Loved to Death

Dana was five, maybe six years old and riding with her father in his '59 Ford convertible. The sun was warm on her hair as she stood next to him, her arm around his shoulders.

Dana loved her dad. He was six feet tall, with blond hair and blue eyes like hers and a winning smile that made everyone like him. He was just plain fun to be around.

As usual, her dad had the car radio on. The music stopped abruptly, and a moment later an announcer said that Nat King Cole had died. The singer was one of her father's favorites, but that wasn't why Dana paid attention. She was intrigued that someone could be so important that the radio would stop the music to announce his death to the whole world. How wonderful, she thought. I hope that when I die, they say something on the radio.

Dana wanted to ride around in that car with her father forever - and she had no reason to think those days would end. But then her parents began to argue.

At first the battles were fought with bitter words. Then objects started flying through the air, and in the final days of the marriage, her father - that gentle, loving man - struck her mother. How could you hurt someone you loved? Dana wondered. Her parents divorced when she was ten.

After that, her father didn't come around much. It was as though she and her older sister and younger brother didn't mean anything to him anymore. When he remarried and began a new life with a new family, Dana grieved. Maybe if she had been a better girl, this wouldn't have happened. Maybe it was her fault.

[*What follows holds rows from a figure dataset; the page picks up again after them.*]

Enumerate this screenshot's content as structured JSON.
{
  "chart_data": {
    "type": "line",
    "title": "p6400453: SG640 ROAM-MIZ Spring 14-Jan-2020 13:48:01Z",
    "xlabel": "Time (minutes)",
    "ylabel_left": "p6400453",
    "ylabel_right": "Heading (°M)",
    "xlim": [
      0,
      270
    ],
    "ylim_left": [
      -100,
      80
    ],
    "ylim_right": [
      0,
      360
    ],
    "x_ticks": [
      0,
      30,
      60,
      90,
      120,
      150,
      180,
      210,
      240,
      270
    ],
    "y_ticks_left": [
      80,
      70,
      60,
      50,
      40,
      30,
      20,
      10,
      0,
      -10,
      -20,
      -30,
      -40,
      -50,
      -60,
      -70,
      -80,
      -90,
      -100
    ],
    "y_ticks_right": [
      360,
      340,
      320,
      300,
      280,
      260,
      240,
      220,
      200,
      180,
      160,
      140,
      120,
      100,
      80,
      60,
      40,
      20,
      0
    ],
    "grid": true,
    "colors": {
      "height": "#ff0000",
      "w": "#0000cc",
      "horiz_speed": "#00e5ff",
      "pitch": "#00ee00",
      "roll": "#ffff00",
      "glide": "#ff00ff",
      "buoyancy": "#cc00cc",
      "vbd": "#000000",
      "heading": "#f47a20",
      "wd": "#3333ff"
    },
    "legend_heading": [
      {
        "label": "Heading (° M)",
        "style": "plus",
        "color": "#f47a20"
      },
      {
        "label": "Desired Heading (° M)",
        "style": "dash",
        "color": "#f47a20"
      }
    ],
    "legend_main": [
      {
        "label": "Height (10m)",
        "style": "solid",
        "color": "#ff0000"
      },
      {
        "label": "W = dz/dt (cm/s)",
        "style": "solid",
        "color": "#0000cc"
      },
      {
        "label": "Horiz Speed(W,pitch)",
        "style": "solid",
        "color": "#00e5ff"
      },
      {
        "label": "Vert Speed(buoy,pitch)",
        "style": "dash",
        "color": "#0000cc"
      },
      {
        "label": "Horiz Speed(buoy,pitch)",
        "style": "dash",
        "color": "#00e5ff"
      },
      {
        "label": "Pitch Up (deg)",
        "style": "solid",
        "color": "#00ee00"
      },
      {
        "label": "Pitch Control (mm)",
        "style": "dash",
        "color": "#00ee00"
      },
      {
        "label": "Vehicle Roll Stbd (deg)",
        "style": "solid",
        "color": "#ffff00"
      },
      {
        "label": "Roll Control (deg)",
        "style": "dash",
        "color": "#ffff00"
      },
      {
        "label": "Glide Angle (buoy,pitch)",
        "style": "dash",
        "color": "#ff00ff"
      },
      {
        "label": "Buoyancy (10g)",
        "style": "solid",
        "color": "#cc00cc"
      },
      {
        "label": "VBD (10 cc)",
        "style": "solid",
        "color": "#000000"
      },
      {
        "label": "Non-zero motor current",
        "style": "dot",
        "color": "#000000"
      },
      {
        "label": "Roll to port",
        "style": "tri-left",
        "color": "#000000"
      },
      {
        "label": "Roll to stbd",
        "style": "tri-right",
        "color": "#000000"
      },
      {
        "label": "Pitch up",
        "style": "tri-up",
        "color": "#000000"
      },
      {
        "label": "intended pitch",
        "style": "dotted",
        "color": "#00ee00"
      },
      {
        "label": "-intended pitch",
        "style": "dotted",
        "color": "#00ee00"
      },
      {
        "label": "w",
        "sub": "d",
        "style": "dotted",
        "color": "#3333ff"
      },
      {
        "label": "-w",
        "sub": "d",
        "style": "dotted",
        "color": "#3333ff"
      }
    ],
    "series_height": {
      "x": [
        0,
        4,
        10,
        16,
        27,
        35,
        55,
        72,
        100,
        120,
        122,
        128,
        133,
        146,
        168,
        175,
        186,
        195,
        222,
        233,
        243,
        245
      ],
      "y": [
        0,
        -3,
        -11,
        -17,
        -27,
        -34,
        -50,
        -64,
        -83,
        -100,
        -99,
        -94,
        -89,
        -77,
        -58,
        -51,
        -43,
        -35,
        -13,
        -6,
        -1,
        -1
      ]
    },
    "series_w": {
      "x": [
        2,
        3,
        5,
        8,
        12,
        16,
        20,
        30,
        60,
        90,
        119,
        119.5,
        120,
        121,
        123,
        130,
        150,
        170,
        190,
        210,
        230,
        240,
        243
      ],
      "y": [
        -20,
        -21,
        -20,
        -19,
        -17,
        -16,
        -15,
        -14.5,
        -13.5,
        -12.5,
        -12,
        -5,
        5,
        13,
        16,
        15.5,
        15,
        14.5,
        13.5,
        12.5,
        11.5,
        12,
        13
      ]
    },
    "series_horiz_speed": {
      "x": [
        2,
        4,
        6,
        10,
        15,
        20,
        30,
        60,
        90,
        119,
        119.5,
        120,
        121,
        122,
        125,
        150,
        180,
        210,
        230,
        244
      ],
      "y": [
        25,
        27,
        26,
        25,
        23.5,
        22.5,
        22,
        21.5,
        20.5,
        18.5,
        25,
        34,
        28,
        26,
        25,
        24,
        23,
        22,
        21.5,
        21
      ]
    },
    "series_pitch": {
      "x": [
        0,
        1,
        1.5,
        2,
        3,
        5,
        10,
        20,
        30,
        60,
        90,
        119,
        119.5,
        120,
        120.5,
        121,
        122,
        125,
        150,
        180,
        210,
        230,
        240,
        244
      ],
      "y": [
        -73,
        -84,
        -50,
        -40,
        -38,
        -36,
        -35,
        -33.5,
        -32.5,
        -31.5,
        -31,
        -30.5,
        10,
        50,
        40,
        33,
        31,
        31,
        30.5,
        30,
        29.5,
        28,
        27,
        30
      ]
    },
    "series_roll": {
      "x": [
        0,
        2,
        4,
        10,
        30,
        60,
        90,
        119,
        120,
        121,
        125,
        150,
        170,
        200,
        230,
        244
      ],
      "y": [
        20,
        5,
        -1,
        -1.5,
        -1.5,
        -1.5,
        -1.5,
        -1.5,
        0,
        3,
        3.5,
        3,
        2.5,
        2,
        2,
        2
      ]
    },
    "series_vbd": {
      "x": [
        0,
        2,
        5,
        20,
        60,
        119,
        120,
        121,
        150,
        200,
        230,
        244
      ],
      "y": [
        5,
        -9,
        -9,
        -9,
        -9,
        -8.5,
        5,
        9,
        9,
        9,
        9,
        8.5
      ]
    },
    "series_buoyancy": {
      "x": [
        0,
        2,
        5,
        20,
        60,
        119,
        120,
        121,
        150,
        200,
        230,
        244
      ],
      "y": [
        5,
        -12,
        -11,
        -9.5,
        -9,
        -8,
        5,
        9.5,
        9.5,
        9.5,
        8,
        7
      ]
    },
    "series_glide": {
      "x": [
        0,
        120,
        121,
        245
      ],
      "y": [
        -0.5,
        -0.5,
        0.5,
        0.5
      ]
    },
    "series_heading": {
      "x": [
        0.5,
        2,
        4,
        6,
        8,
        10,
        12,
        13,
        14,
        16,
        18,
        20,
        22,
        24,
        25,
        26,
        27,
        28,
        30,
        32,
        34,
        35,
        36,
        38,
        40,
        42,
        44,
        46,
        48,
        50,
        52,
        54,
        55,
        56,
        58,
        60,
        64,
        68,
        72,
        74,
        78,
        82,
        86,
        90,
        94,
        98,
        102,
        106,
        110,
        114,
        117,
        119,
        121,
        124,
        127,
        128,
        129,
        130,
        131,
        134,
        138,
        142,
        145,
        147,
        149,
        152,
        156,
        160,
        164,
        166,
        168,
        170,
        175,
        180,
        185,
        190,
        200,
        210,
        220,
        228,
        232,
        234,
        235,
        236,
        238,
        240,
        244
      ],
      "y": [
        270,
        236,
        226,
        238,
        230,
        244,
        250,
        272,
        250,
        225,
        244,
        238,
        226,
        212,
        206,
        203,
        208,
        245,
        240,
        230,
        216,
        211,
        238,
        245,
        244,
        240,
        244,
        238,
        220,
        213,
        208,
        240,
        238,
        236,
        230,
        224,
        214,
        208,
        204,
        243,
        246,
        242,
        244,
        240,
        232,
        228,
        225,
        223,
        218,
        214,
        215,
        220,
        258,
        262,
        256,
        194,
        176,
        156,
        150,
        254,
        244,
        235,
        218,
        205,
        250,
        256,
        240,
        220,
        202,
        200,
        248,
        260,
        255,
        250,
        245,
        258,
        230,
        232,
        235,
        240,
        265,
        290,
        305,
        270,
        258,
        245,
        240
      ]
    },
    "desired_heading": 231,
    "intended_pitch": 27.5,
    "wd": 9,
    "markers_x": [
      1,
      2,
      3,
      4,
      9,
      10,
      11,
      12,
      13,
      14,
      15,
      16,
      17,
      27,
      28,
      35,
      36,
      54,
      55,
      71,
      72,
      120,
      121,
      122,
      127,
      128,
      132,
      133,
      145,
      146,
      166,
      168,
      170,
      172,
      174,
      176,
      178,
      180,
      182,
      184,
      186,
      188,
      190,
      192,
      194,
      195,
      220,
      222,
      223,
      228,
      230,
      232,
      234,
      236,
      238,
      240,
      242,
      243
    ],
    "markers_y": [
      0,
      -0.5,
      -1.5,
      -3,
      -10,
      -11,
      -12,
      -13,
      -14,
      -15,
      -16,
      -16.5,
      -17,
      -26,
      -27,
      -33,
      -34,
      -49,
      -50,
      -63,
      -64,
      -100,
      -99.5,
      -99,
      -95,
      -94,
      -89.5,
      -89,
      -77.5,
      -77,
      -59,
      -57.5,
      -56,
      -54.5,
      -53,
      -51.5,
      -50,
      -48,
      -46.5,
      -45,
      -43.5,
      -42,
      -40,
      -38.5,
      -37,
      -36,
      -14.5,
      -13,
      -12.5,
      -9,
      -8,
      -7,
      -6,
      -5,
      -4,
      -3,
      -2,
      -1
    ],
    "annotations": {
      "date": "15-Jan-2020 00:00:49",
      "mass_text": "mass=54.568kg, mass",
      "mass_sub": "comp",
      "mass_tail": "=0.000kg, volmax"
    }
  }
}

With her father gone, there was little money. Dana's mother moved the three children into a small apartment. For years they lived practically on top of one another. All the kids worked to help make ends meet.

In 1972, with the children pitching in, Dana's mother finally was able to buy a home in a quiet neighborhood off East Hampden Avenue. After the cramped quarters of the rented apartment, the house was a dream come true--not only because it had more space, but because it was theirs. Each tree and bush they planted, every flower box they built, every curtain they sewed, was a labor of love.

But the house couldn't protect against heartache. Two years after they moved in, eighteen-year-old Dana was asleep in the house when the telephone rang at 3 a.m. It was her stepsister. "Your father's dead," the other girl said, then hung up.

The next day Dana went to her dad's house. His new family had already gotten rid of most of his belongings; all that was left was his motorcycle and an old pair of riding gloves. She could see how her father's hands had molded the gloves. Placing her hands in them, she could almost touch him again. There was nothing else--it was almost as if her father had never existed. She took the gloves with her.

Soon after her father's death, Dana went to work for a real estate company as a secretary. By buying and selling real estate herself, she did well enough to purchase her own home and a nice car and even put a little into an investment account. But what she really wanted was what had been taken when her father left. She wanted a family. She wanted a marriage that would last forever.